4. Organizations with stronger leadership have been able to implement HRD programmes and practices. This is because most of the Indian Organizations seem to rhetoric believe such as ‘change is constant’, ‘only quality ensures survival’, ‘products, not people are paramount’ and ‘information is everything’, etc. the main challenges before the chief executives are seen to be to create flexible systems, to develop a culture of excellence, to facilitate teamwork and empower employees, and to speed up and decentralize data flows. A common feature of strong culture Organization in India has been the influential role of top management has played in development of human resource issues and institutionalizing practices.
5.  Indian Organization which are trying to be competitive by involving the services of international management consultants, have been found to favour HRD programmes and practices. This is because international consultants propound those HRD strategies such as training, performance appraisal, career management; reward mechanism, etc are key to improvement.
6.  Lack of professionally managed HRD departments. This has resulted in lack of a strategic role in terms of ability to identify, develop and manage support resources for adoption of HRD programmes and practices. This is primarily due to non possession of current knowledge base and ability to research new developments via methods of benchmarking and networking.

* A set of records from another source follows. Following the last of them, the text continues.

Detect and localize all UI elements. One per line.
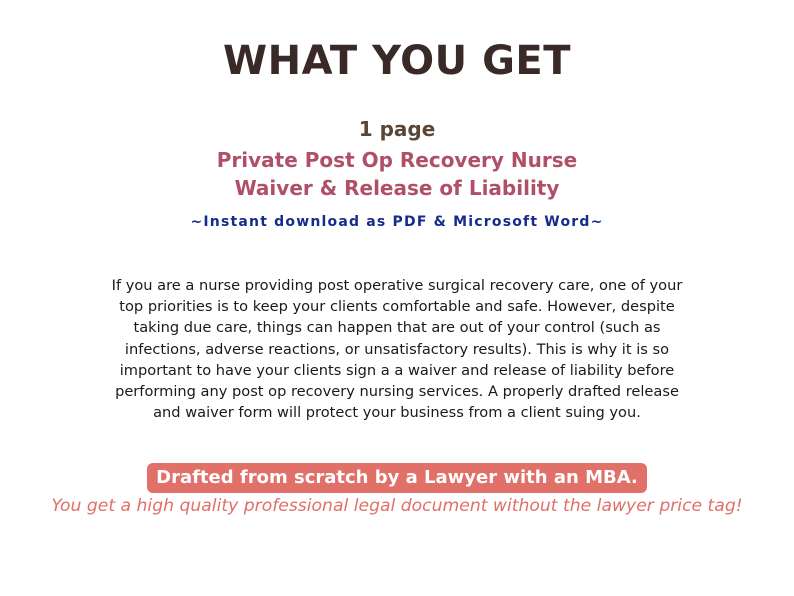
description-paragraph [60, 275, 734, 423]
description-line: taking due care, things can happen that are out of your control (such as [133, 319, 661, 337]
page-count: 1 page [358, 117, 436, 141]
product-name [0, 146, 794, 202]
download-note: ~Instant download as PDF & Microsoft Word~ [190, 214, 604, 230]
description-line: important to have your clients sign a a waiver and release of liability before [119, 361, 675, 379]
description-line: infections, adverse reactions, or unsatisfactory results). This is why it is so [124, 340, 670, 358]
badge-container [0, 463, 794, 493]
tagline: You get a high quality professional legal document without the lawyer price tag! [51, 496, 743, 516]
lawyer-badge: Drafted from scratch by a Lawyer with an MBA. [147, 463, 647, 493]
description-line: top priorities is to keep your clients comfortable and safe. However, despite [119, 298, 675, 316]
description-line: and waiver form will protect your business from a client suing you. [153, 404, 641, 422]
page-title: WHAT YOU GET [222, 38, 572, 84]
description-line: performing any post op recovery nursing services. A properly drafted release [115, 383, 679, 401]
product-name-line-1: Private Post Op Recovery Nurse [216, 148, 578, 172]
description-line: If you are a nurse providing post operative surgical recovery care, one of your [111, 277, 683, 294]
product-name-line-2: Waiver & Release of Liability [234, 176, 560, 200]
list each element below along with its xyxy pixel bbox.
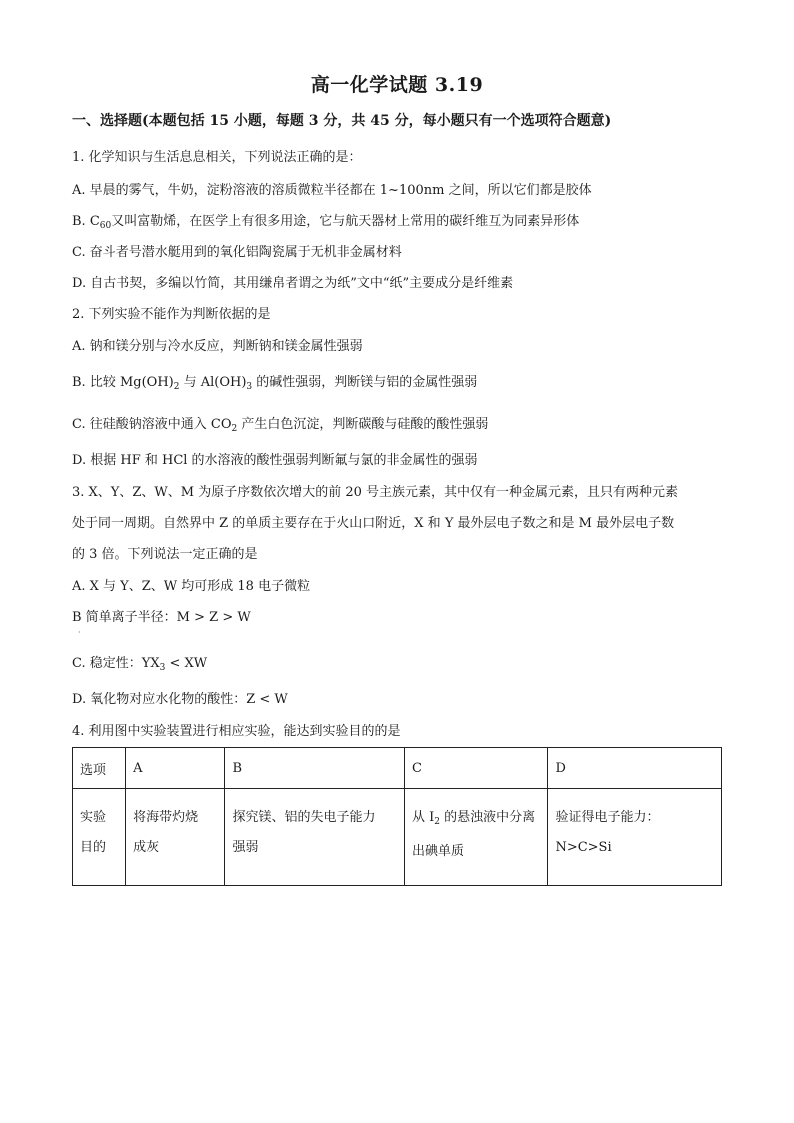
q1-option-b: B. $C_{60}$又叫富勒烯，在医学上有很多用途，它与航天器材上常用的碳纤维互为同素异形体 [72, 214, 580, 231]
cell-c: 从 $I_2$ 的悬浊液中分离 出碘单质 [405, 789, 548, 886]
table-header-row [73, 748, 722, 789]
q1-option-c: C. 奋斗者号潜水艇用到的氧化铝陶瓷属于无机非金属材料 [72, 245, 402, 260]
stray-dot: · [78, 628, 81, 637]
q3-option-a: A. X 与 Y、Z、W 均可形成 18 电子微粒 [72, 579, 311, 594]
section-heading: 一、选择题(本题包括 15 小题，每题 3 分，共 45 分，每小题只有一个选项符合题意) [72, 113, 612, 129]
q2-option-b: B. 比较 $Mg(OH)_2$ 与 $Al(OH)_3$ 的碱性强弱，判断镁与铝的金属性强弱 [72, 375, 478, 392]
q2-option-c: C. 往硅酸钠溶液中通入 $CO_2$ 产生白色沉淀，判断碳酸与硅酸的酸性强弱 [72, 417, 489, 434]
header-cell-d: D [548, 748, 722, 789]
q1-option-a: A. 早晨的雾气，牛奶，淀粉溶液的溶质微粒半径都在 1~100nm 之间，所以它们都是胶体 [72, 183, 592, 198]
q3-option-d: D. 氧化物对应水化物的酸性：Z < W [72, 692, 288, 707]
q1-stem: 1. 化学知识与生活息息相关，下列说法正确的是： [72, 150, 362, 165]
q3-stem-line-2: 处于同一周期。自然界中 Z 的单质主要存在于火山口附近，X 和 Y 最外层电子数之和是 M 最外层电子数 [72, 516, 675, 531]
q2-stem: 2. 下列实验不能作为判断依据的是 [72, 307, 271, 322]
q2-option-a: A. 钠和镁分别与冷水反应，判断钠和镁金属性强弱 [72, 339, 363, 354]
q4-options-table [72, 747, 722, 886]
header-cell-c: C [405, 748, 548, 789]
page-title: 高一化学试题 3.19 [310, 74, 484, 96]
cell-d: 验证得电子能力： N>C>Si [548, 789, 722, 886]
q3-stem-line-3: 的 3 倍。下列说法一定正确的是 [72, 547, 258, 562]
header-cell-b: B [225, 748, 405, 789]
header-cell-option: 选项 [73, 748, 126, 789]
cell-a: 将海带灼烧 成灰 [126, 789, 225, 886]
cell-b: 探究镁、铝的失电子能力 强弱 [225, 789, 405, 886]
q3-option-b: B 简单离子半径：M > Z > W [72, 610, 251, 625]
q3-option-c: C. 稳定性：$YX_3$ < XW [72, 656, 208, 673]
q2-option-d: D. 根据 HF 和 HCl 的水溶液的酸性强弱判断氟与氯的非金属性的强弱 [72, 453, 478, 468]
header-cell-a: A [126, 748, 225, 789]
q3-stem-line-1: 3. X、Y、Z、W、M 为原子序数依次增大的前 20 号主族元素，其中仅有一种金属元素，且只有两种元素 [72, 485, 679, 500]
row-label-cell: 实验 目的 [73, 789, 126, 886]
q1-option-d: D. 自古书契，多编以竹简，其用缣帛者谓之为纸”文中“纸”主要成分是纤维素 [72, 276, 514, 291]
table-row [73, 789, 722, 886]
q4-stem: 4. 利用图中实验装置进行相应实验，能达到实验目的的是 [72, 724, 401, 739]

Hence, it is the institution pressures that have influenced the adoption of HRD programmes and practices in the post liberalization scenario in India However; the HRD scenario in India is not so grim.

Conclusion
HRD is a relatively young field, and there are significant challenges to its future. Failing to acknowledge these challenges will increasingly marginalize HRD within organizations. The tasks seen as central to the HRD profession will be taken on by others who work in professions more focused on delivering and measuring outcomes, thinking and working systemically, with a sounder theoretical base, with clear standards and ethical codes, with stronger professional bodies and competent practitioners. HRD will be left on the sidelines: a gradually shrinking number of people who write for themselves, focus on internal process issues, and react ineffectively to demands long after they have been formulated. We invite all those with a stake in the future of HRD to join together to grapple with the critical challenges that face our field, engage in deep meaningful dialogue about the challenges, and construct workable, effective, and immediate approaches to addressing the challenges to secure the future of HRD. Our goal is to banish complacency and to encourage dialogue. HRD’s human resources are impressive; they must now be focused.